Mnemosyne Mnemosyne - 2 months ago 10
Scala Question

Why does Spark MLlib HashingTF output only 1D Vectors?

So I have this big dataframe with the format:

dataframe:

org.apache.spark.sql.DataFrame = [id: string, data: string]


Data is a very big set of words/indentifiers. It also contains unnecessary symbols like ["{ etc. which I need to clean up.

My solution for this clean up is:

val dataframe2 = sqlContext.createDataFrame(dataframe.map(x=> Row(x.getString(0), x.getAs[String](1).replaceAll("[^a-zA-Z,_:]",""))), dataframe.schema)


I need to apply ML to this data so it should go to the pipeline like this.

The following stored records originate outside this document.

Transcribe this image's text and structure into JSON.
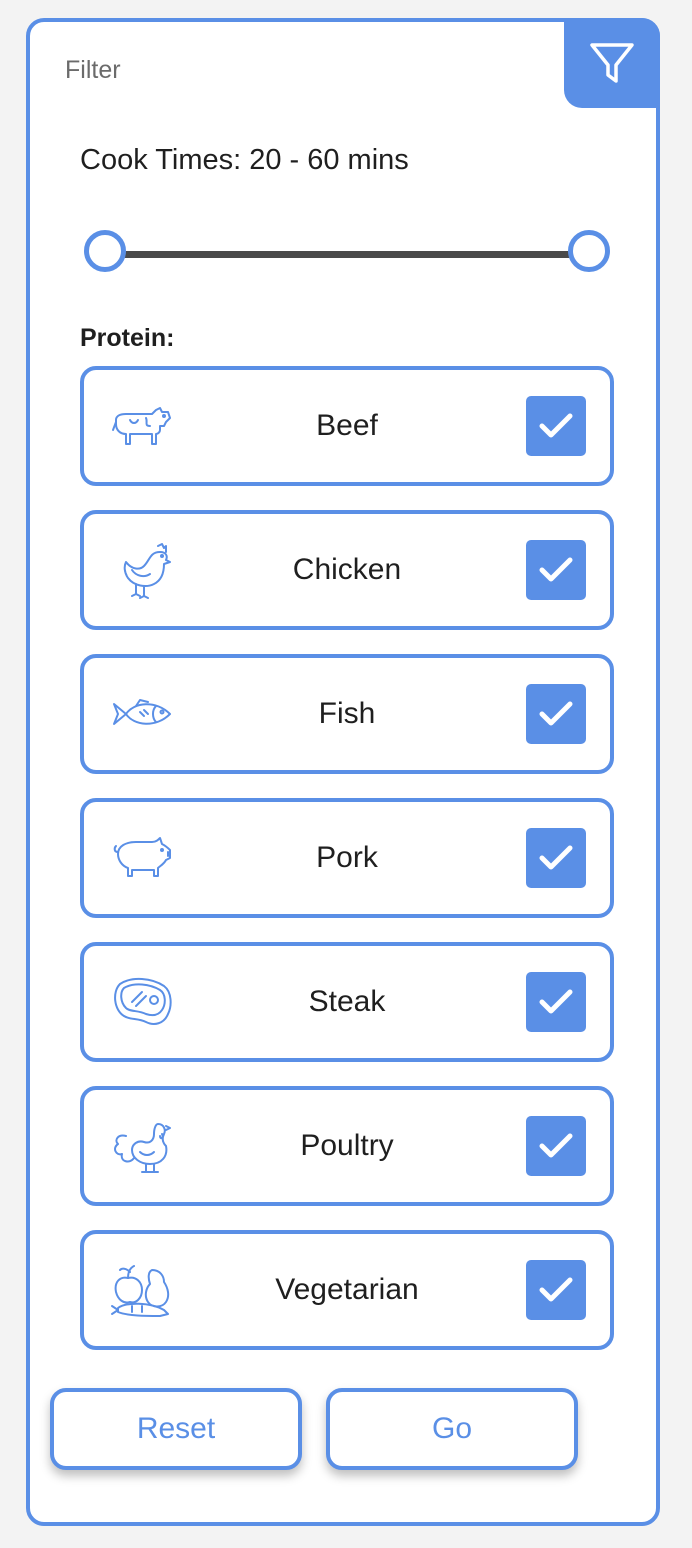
{
  "header": {
    "title": "Filter",
    "filter_icon": "funnel-icon"
  },
  "cook_times": {
    "label": "Cook Times: 20 - 60 mins",
    "min": 20,
    "max": 60,
    "unit": "mins"
  },
  "protein": {
    "heading": "Protein:",
    "options": [
      {
        "label": "Beef",
        "icon": "cow-icon",
        "checked": true
      },
      {
        "label": "Chicken",
        "icon": "chicken-icon",
        "checked": true
      },
      {
        "label": "Fish",
        "icon": "fish-icon",
        "checked": true
      },
      {
        "label": "Pork",
        "icon": "pig-icon",
        "checked": true
      },
      {
        "label": "Steak",
        "icon": "steak-icon",
        "checked": true
      },
      {
        "label": "Poultry",
        "icon": "turkey-icon",
        "checked": true
      },
      {
        "label": "Vegetarian",
        "icon": "vegetables-icon",
        "checked": true
      }
    ]
  },
  "buttons": {
    "reset_label": "Reset",
    "go_label": "Go"
  },
  "colors": {
    "accent": "#5a8fe6",
    "text": "#1f1f1f",
    "muted": "#6b6b6b"
  }
}
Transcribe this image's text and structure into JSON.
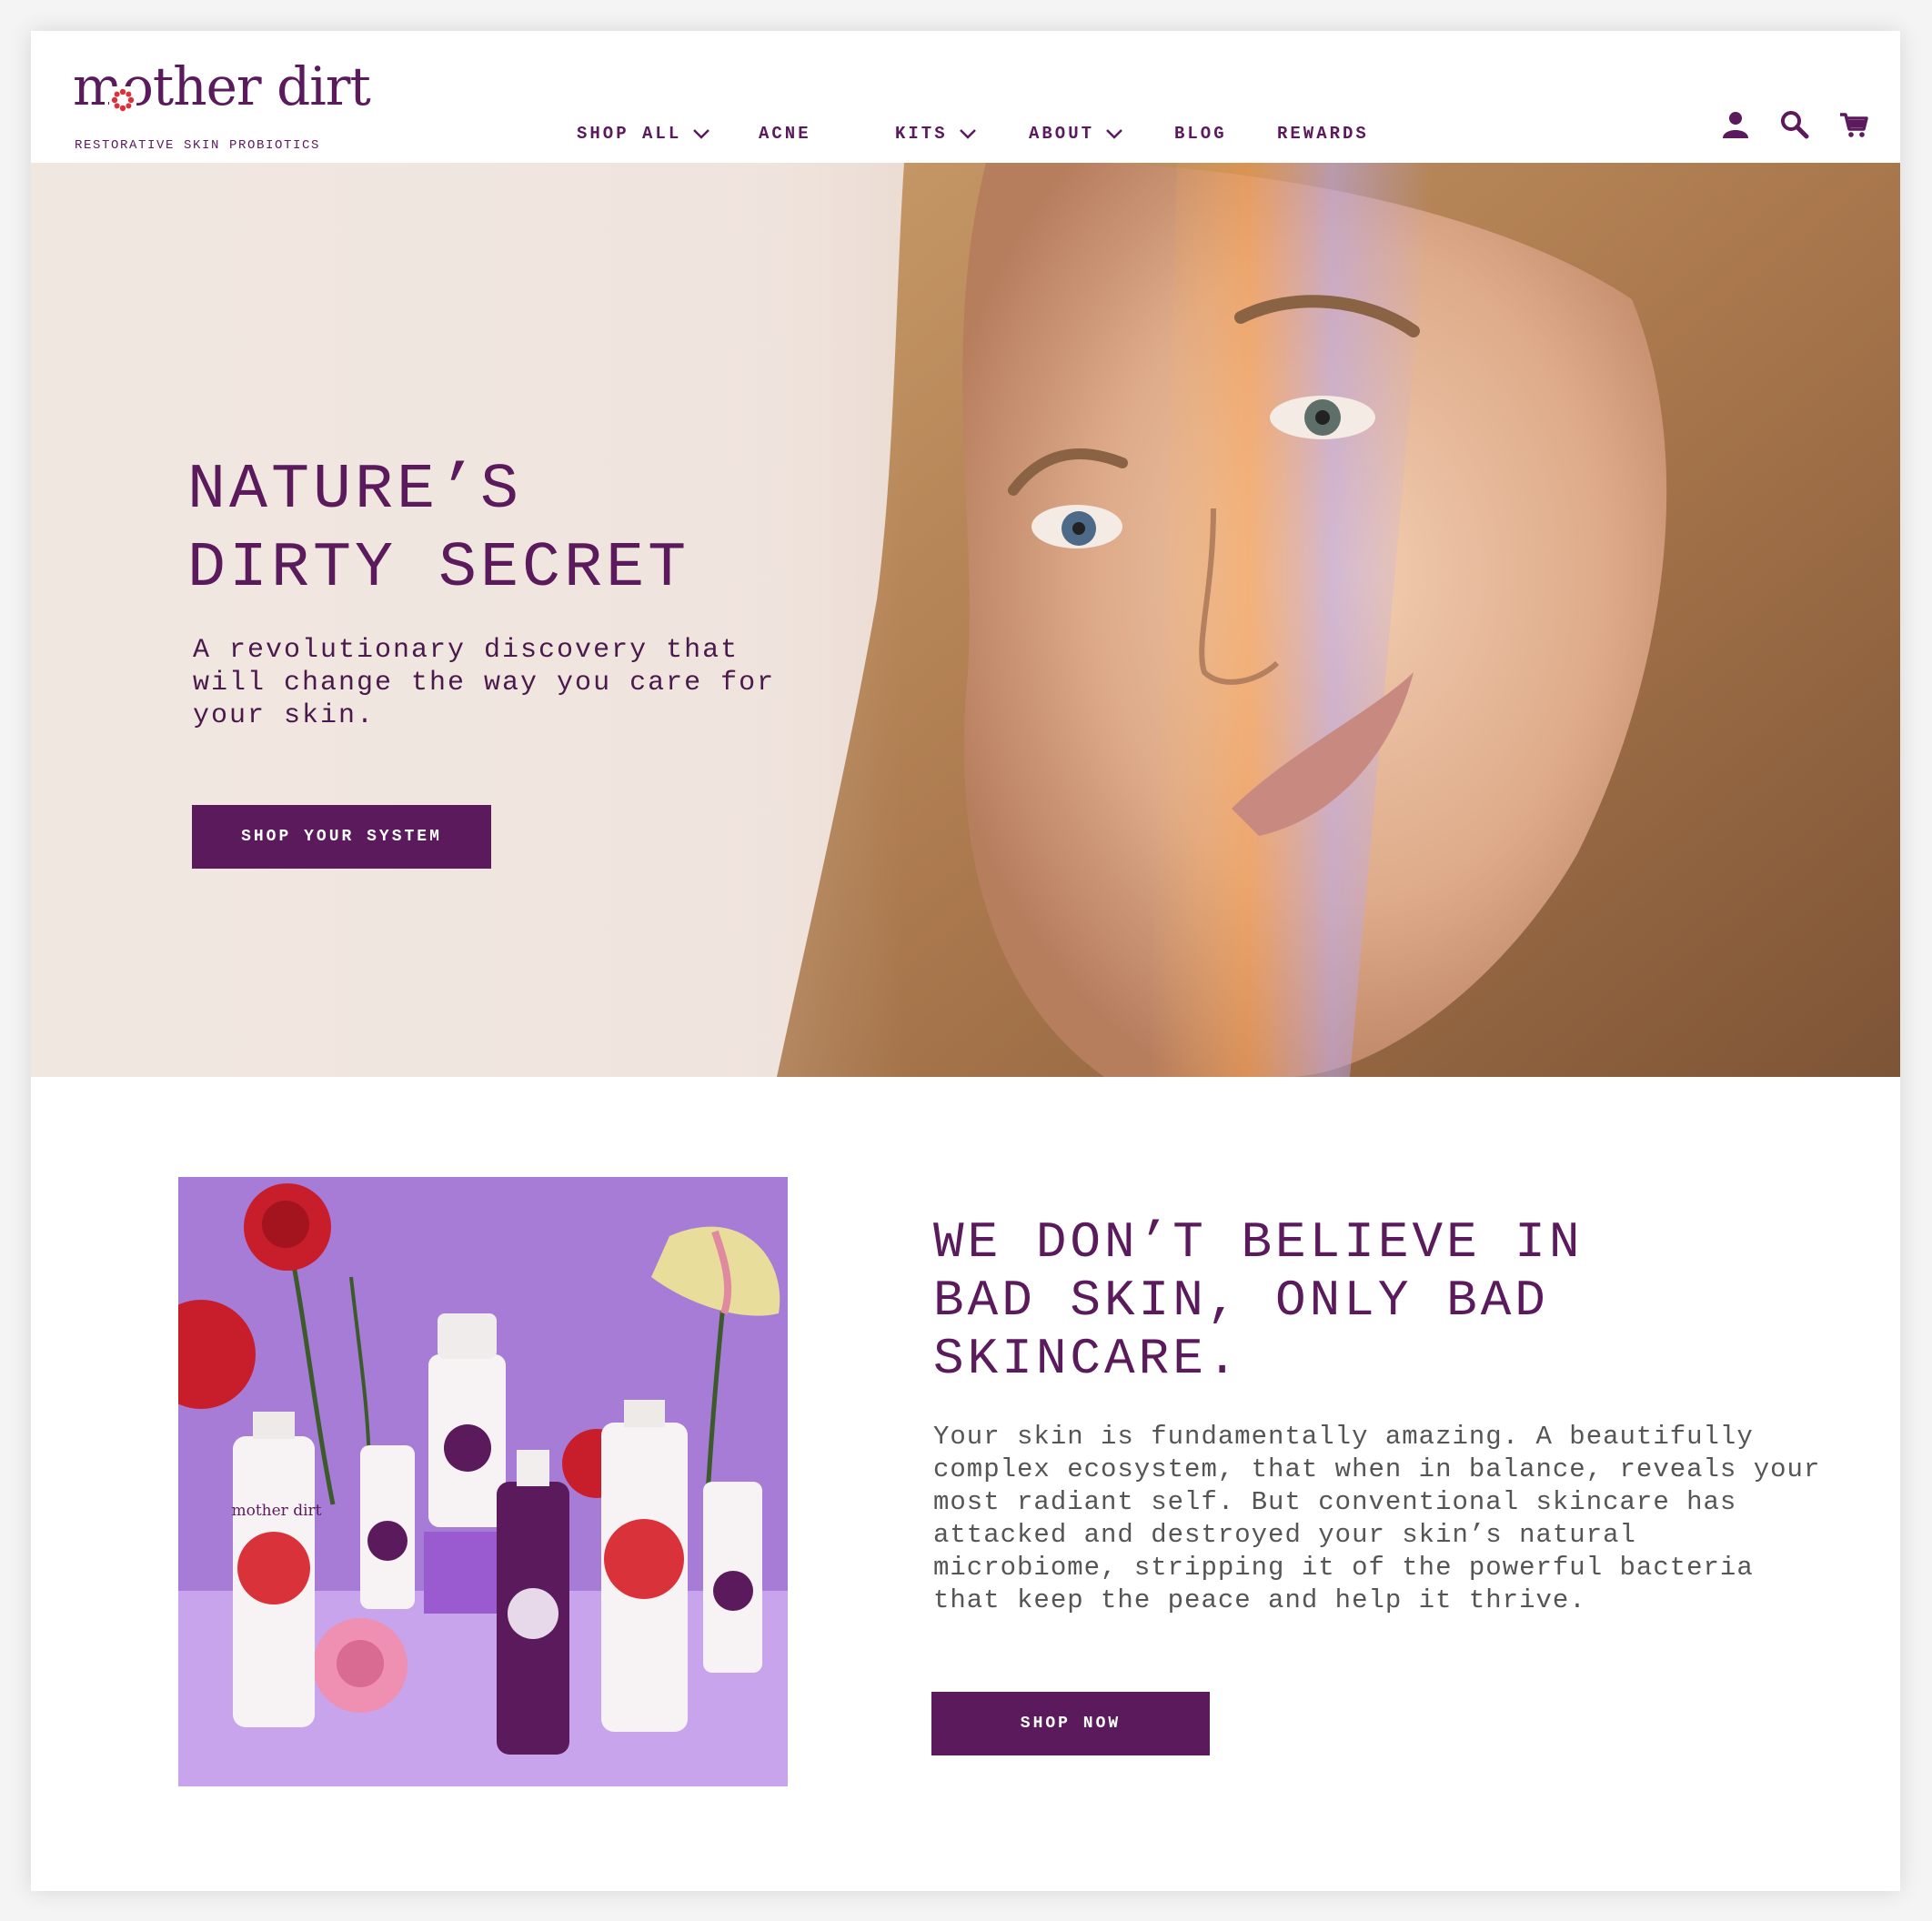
{
  "brand": {
    "name": "mother dirt",
    "tagline": "RESTORATIVE SKIN PROBIOTICS"
  },
  "nav": {
    "items": [
      {
        "label": "SHOP ALL",
        "has_dropdown": true
      },
      {
        "label": "ACNE",
        "has_dropdown": false
      },
      {
        "label": "KITS",
        "has_dropdown": true
      },
      {
        "label": "ABOUT",
        "has_dropdown": true
      },
      {
        "label": "BLOG",
        "has_dropdown": false
      },
      {
        "label": "REWARDS",
        "has_dropdown": false
      }
    ],
    "icons": [
      "account-icon",
      "search-icon",
      "cart-icon"
    ]
  },
  "hero": {
    "title": "NATURE’S\nDIRTY SECRET",
    "subtitle": "A revolutionary discovery that will change the way you care for your skin.",
    "cta": "SHOP YOUR SYSTEM"
  },
  "feature": {
    "title": "WE DON’T BELIEVE IN\nBAD SKIN, ONLY BAD\nSKINCARE.",
    "body": "Your skin is fundamentally amazing. A beautifully complex ecosystem, that when in balance, reveals your most radiant self. But conventional skincare has attacked and destroyed your skin’s natural microbiome, stripping it of the powerful bacteria that keep the peace and help it thrive.",
    "cta": "SHOP NOW",
    "product_label": "mother dirt"
  },
  "colors": {
    "brand_purple": "#5a1a5c",
    "accent_red": "#d9323a",
    "product_bg": "#a77bd6"
  }
}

  1. First Tokenizing, which gives out



org.apache.spark.sql.DataFrame = [id: string, data: string, tokenized_data: array<string>]


with output (without the
data
column)

[id1,WrappedArray(ab,abc,nuj,bzu...)]



  1. StopWords Removal



org.apache.spark.sql.DataFrame = [id: string, data: string, tokenized_data: array<string>, newData: array<string>]


with output (without
data
and
tokenized_data
)

[id1,WrappedArray(ab,abc,nuj,bzu...)]



  1. HashingTF



org.apache.spark.sql.DataFrame = [id: string, data: string, tokenized_data: array<string>, newData: array<string>, hashedData: vector]

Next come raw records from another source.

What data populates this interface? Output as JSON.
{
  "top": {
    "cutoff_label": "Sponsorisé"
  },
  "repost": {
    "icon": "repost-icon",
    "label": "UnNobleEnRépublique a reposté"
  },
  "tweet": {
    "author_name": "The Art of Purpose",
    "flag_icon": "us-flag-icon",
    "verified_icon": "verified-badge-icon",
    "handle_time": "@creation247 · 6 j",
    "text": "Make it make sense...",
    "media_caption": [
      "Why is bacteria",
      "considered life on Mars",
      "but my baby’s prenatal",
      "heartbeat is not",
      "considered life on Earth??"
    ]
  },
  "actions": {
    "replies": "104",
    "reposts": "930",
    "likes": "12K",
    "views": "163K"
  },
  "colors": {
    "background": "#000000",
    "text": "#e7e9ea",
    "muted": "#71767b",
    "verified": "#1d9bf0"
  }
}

and the vector looks like this:

[id1,(262144,[236355],[1.0])]
[id2,(262144,[152325],[1.0])]
[id3,(262144,[27653],[1.0])]
[id4,(262144,[199400],[1.0])]
[id5,(262144,[82931],[1.0])]


each of the Arrays created as a result of the previous algorithms can contain from 0 up to dozens of features overall. And yet virtually all/most of my vectors are one dimensional. I want to do some clustering with this data but the 1 dimensionality is a big problem. Why is this happening and how can I fix it?

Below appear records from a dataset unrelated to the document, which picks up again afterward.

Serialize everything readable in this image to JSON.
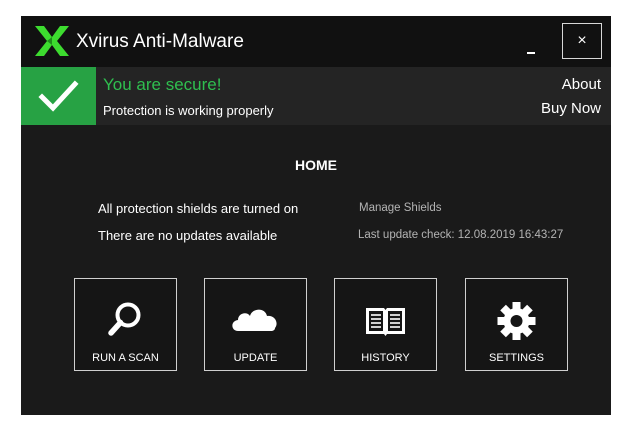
{
  "window": {
    "title": "Xvirus Anti-Malware",
    "minimize_label": "minimize",
    "close_label": "×"
  },
  "status": {
    "title": "You are secure!",
    "subtitle": "Protection is working properly",
    "about_label": "About",
    "buy_now_label": "Buy Now"
  },
  "main": {
    "heading": "HOME",
    "shields_status": "All protection shields are turned on",
    "updates_status": "There are no updates available",
    "manage_shields_label": "Manage Shields",
    "last_update_check": "Last update check: 12.08.2019 16:43:27"
  },
  "tiles": [
    {
      "label": "RUN A SCAN",
      "icon": "magnifier-icon"
    },
    {
      "label": "UPDATE",
      "icon": "cloud-icon"
    },
    {
      "label": "HISTORY",
      "icon": "book-icon"
    },
    {
      "label": "SETTINGS",
      "icon": "gear-icon"
    }
  ],
  "colors": {
    "accent_green": "#27a244",
    "status_text_green": "#2fbf4f",
    "logo_green": "#3ddc2f",
    "window_background": "#1a1a1a",
    "titlebar_background": "#111111"
  }
}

I figured out that the error happens precisely when I clean up the data. If I don't do the clean up, HashingTF performs normally. What am I doing wrong in the clean up and how can I perform a similar clean up without messing with the format?

Answer

[^a-zA-Z,_:] matches all whitespaces. It results in a single continuous string which when tokenized creates a single token and a Vector with one entry. You should exclude whitespaces or use regex tokenizer as replacement.